There have been two notable forecast models involved in the 2020 election race; the fivethirtyeight 2020 election forecast model lead by Nate Silver, which had Biden at 89% probability to win and the modelling team lead by Andrew Gelman and Elliot Morris building the US potus model for The Economist, which had Biden to win at 97% probability.

For me having never followed a US election before and not realising all that comes into play with the electoral college votes, the state-by-state differences in practice and the media circus – it didn’t feel like such a certain outcome for Joe Biden as the votes came in.

As there are only two possible outcomes to the US election race, it’s much easier to apply a pass/fail mark to any forecast that predicts the correct or incorrect result on the balance of probabilities. This is shown in such a way that isn’t so obvious for other predictions which we widely rely on, such as the weather or some economy forecasts. For anyone seeking a lesson in interpreting probability and understanding uncertainty in forecasts, Andrew Gelman’s blog is a masterclass in forecast calibration and statistical reasoning from the Bayesian perspective.

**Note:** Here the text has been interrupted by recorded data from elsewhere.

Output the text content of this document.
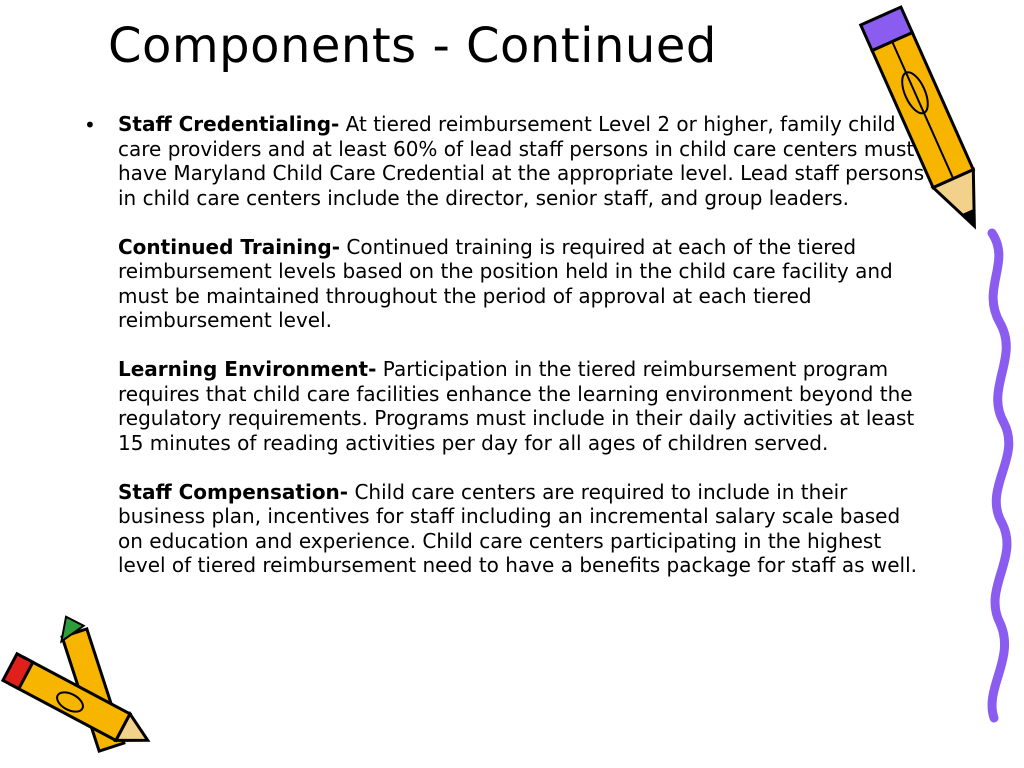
Components - Continued
• Staff Credentialing- At tiered reimbursement Level 2 or higher, family child care providers and at least 60% of lead staff persons in child care centers must have Maryland Child Care Credential at the appropriate level. Lead staff persons in child care centers include the director, senior staff, and group leaders.

Continued Training- Continued training is required at each of the tiered reimbursement levels based on the position held in the child care facility and must be maintained throughout the period of approval at each tiered reimbursement level.

Learning Environment- Participation in the tiered reimbursement program requires that child care facilities enhance the learning environment beyond the regulatory requirements. Programs must include in their daily activities at least 15 minutes of reading activities per day for all ages of children served.

Staff Compensation- Child care centers are required to include in their business plan, incentives for staff including an incremental salary scale based on education and experience. Child care centers participating in the highest level of tiered reimbursement need to have a benefits package for staff as well.
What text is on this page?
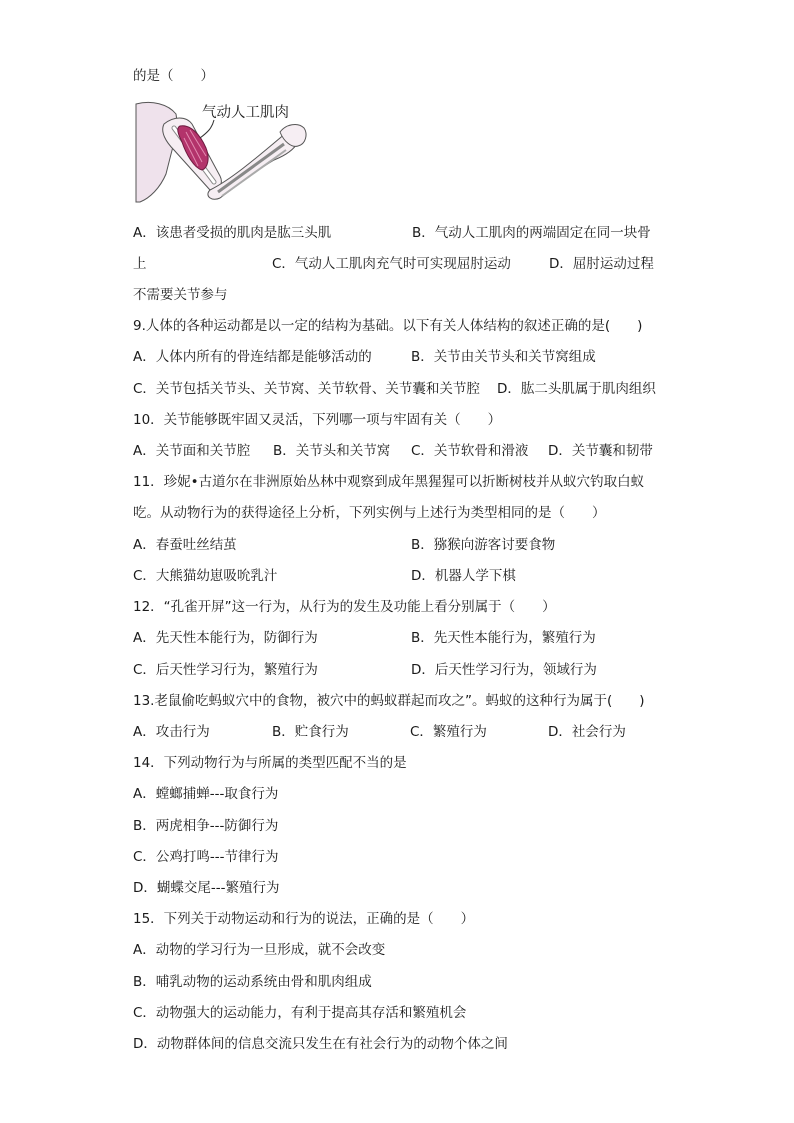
的是（　　）
气动人工肌肉
A．该患者受损的肌肉是肱三头肌	B．气动人工肌肉的两端固定在同一块骨
上	C．气动人工肌肉充气时可实现屈肘运动	D．屈肘运动过程
不需要关节参与
9.人体的各种运动都是以一定的结构为基础。以下有关人体结构的叙述正确的是(　　)
A．人体内所有的骨连结都是能够活动的	B．关节由关节头和关节窝组成
C．关节包括关节头、关节窝、关节软骨、关节囊和关节腔 D．肱二头肌属于肌肉组织
10．关节能够既牢固又灵活，下列哪一项与牢固有关（　　）
A．关节面和关节腔 B．关节头和关节窝 C．关节软骨和滑液 D．关节囊和韧带
11．珍妮•古道尔在非洲原始丛林中观察到成年黑猩猩可以折断树枝并从蚁穴钓取白蚁
吃。从动物行为的获得途径上分析，下列实例与上述行为类型相同的是（　　）
A．春蚕吐丝结茧	B．猕猴向游客讨要食物
C．大熊猫幼崽吸吮乳汁	D．机器人学下棋
12．“孔雀开屏”这一行为，从行为的发生及功能上看分别属于（　　）
A．先天性本能行为，防御行为	B．先天性本能行为，繁殖行为
C．后天性学习行为，繁殖行为	D．后天性学习行为，领域行为
13.老鼠偷吃蚂蚁穴中的食物，被穴中的蚂蚁群起而攻之”。蚂蚁的这种行为属于(　　)
A．攻击行为	B．贮食行为	C．繁殖行为	D．社会行为
14．下列动物行为与所属的类型匹配不当的是
A．螳螂捕蝉---取食行为
B．两虎相争---防御行为
C．公鸡打鸣---节律行为
D．蝴蝶交尾---繁殖行为
15．下列关于动物运动和行为的说法，正确的是（　　）
A．动物的学习行为一旦形成，就不会改变
B．哺乳动物的运动系统由骨和肌肉组成
C．动物强大的运动能力，有利于提高其存活和繁殖机会
D．动物群体间的信息交流只发生在有社会行为的动物个体之间
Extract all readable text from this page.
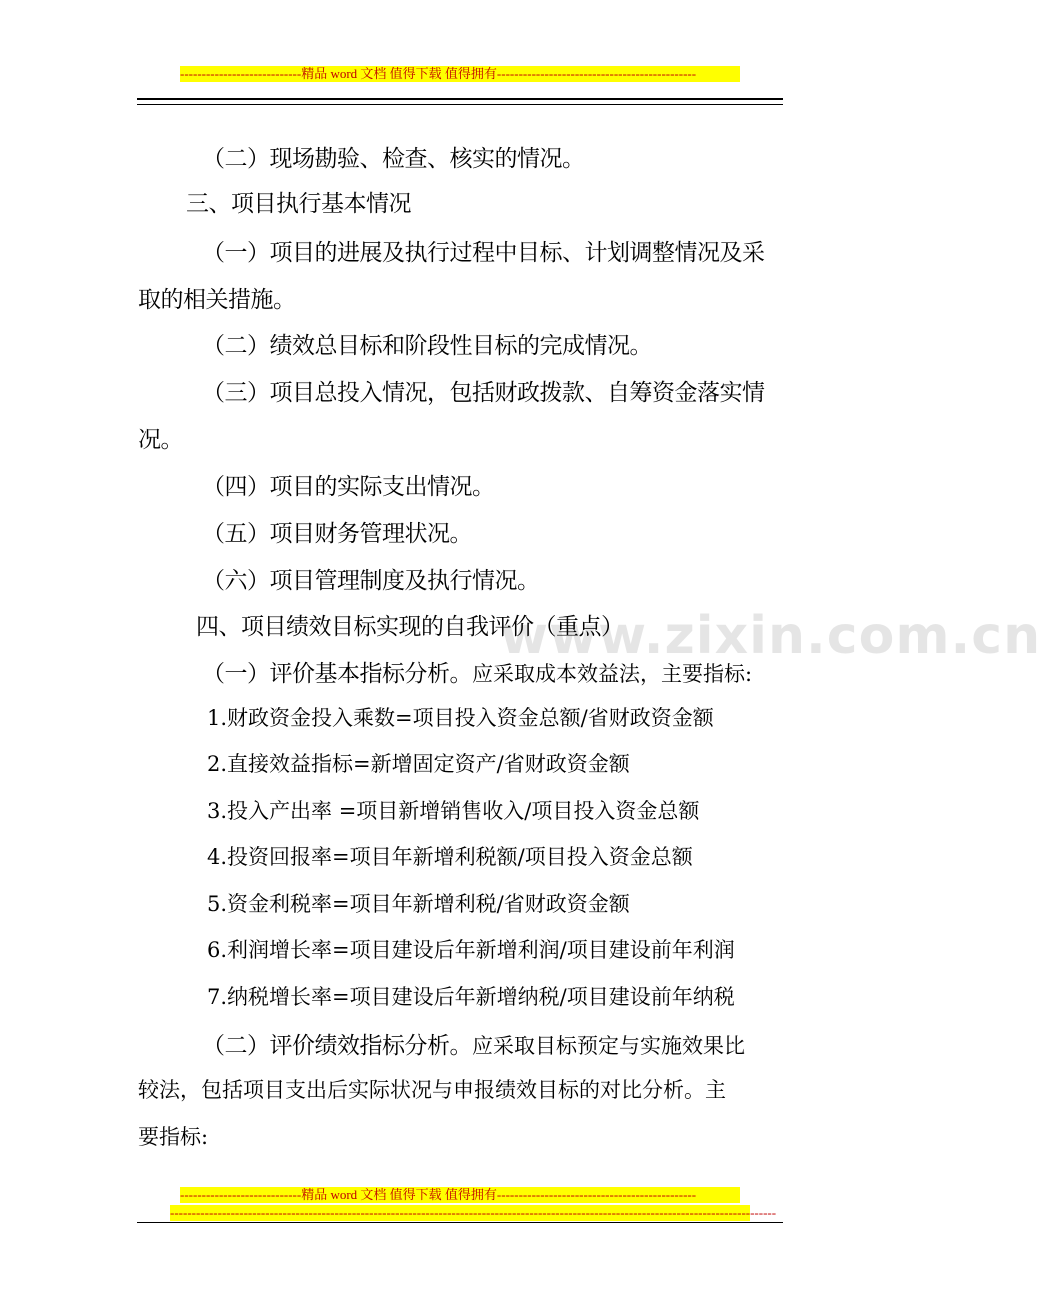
----------------------------精品 word 文档 值得下载 值得拥有----------------------------------------------
www.zixin.com.cn
（二）现场勘验、检查、核实的情况。
三、项目执行基本情况
（一）项目的进展及执行过程中目标、计划调整情况及采
取的相关措施。
（二）绩效总目标和阶段性目标的完成情况。
（三）项目总投入情况，包括财政拨款、自筹资金落实情
况。
（四）项目的实际支出情况。
（五）项目财务管理状况。
（六）项目管理制度及执行情况。
四、项目绩效目标实现的自我评价（重点）
（一）评价基本指标分析。应采取成本效益法，主要指标:
1.财政资金投入乘数=项目投入资金总额/省财政资金额
2.直接效益指标=新增固定资产/省财政资金额
3.投入产出率 =项目新增销售收入/项目投入资金总额
4.投资回报率=项目年新增利税额/项目投入资金总额
5.资金利税率=项目年新增利税/省财政资金额
6.利润增长率=项目建设后年新增利润/项目建设前年利润
7.纳税增长率=项目建设后年新增纳税/项目建设前年纳税
（二）评价绩效指标分析。应采取目标预定与实施效果比
较法，包括项目支出后实际状况与申报绩效目标的对比分析。主
要指标:
----------------------------精品 word 文档 值得下载 值得拥有----------------------------------------------
--------------------------------------------------------------------------------------------------------------------------------------------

It’s interesting to see in both the fivethirtyeight and The Economist models, the post-election analysis by each team now that the majority of the results have come in. For instance, it seems that, as was the case in 2016, the pre-election polling data is a potentially biased, but also can be seen on the ‘messed up polls’Biden’s predicted win and a post-election update from Gelman’s team together with comments on their final election update, Biden’s victory and on exit polls from Silver’s team.

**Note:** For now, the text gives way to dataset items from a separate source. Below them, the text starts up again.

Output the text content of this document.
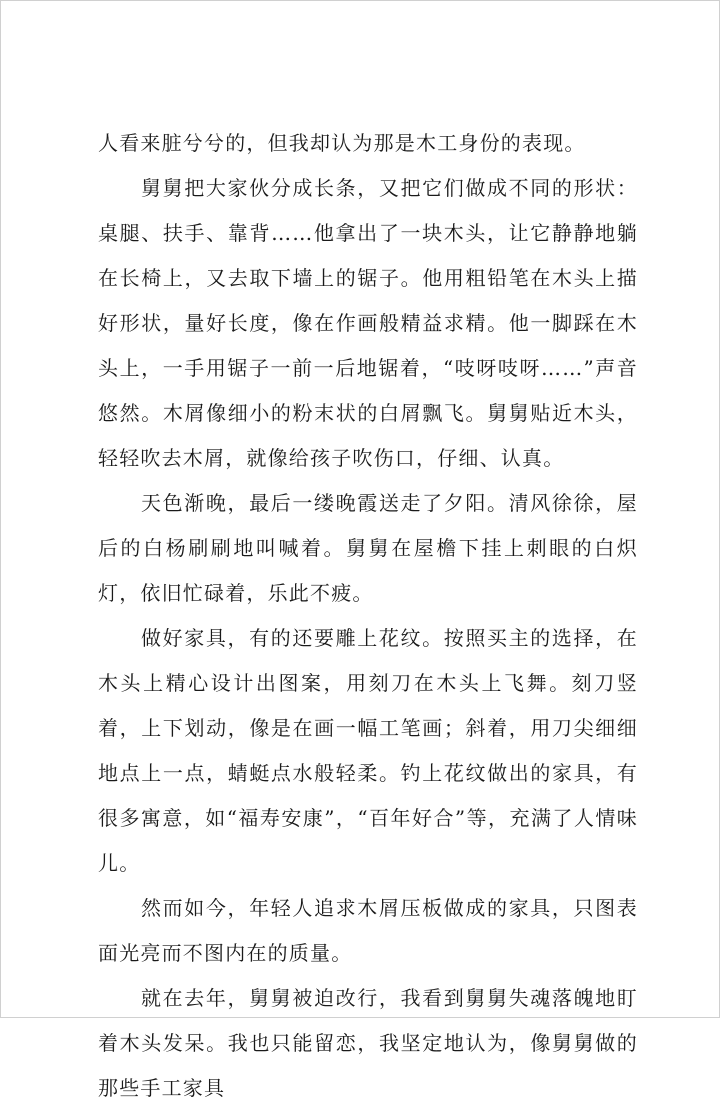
人看来脏兮兮的，但我却认为那是木工身份的表现。

舅舅把大家伙分成长条，又把它们做成不同的形状：桌腿、扶手、靠背……他拿出了一块木头，让它静静地躺在长椅上，又去取下墙上的锯子。他用粗铅笔在木头上描好形状，量好长度，像在作画般精益求精。他一脚踩在木头上，一手用锯子一前一后地锯着，“吱呀吱呀……”声音悠然。木屑像细小的粉末状的白屑飘飞。舅舅贴近木头，轻轻吹去木屑，就像给孩子吹伤口，仔细、认真。

天色渐晚，最后一缕晚霞送走了夕阳。清风徐徐，屋后的白杨刷刷地叫喊着。舅舅在屋檐下挂上刺眼的白炽灯，依旧忙碌着，乐此不疲。

做好家具，有的还要雕上花纹。按照买主的选择，在木头上精心设计出图案，用刻刀在木头上飞舞。刻刀竖着，上下划动，像是在画一幅工笔画；斜着，用刀尖细细地点上一点，蜻蜓点水般轻柔。钓上花纹做出的家具，有很多寓意，如“福寿安康”，“百年好合”等，充满了人情味儿。

然而如今，年轻人追求木屑压板做成的家具，只图表面光亮而不图内在的质量。

就在去年，舅舅被迫改行，我看到舅舅失魂落魄地盯着木头发呆。我也只能留恋，我坚定地认为，像舅舅做的那些手工家具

This questioning of results, being made even before the dust has settled on vote counts for all states, is a critical part of true forecasting models that are so often glossed over in industry applications of data science. Where the model is not only tested out-of-sample but assessed from the most fundamental elements:

  • Model specification

  • Data input; and

  • Interpretability by the end-user.

In my experience, the careful review of these three areas are what separates an out-of-the-box, elementary model-to-get-an-answer build and a model built to be built upon, a living forecast model that is built and re-built, torn down and re-fit, with results presented in ways that the user cares about and understands.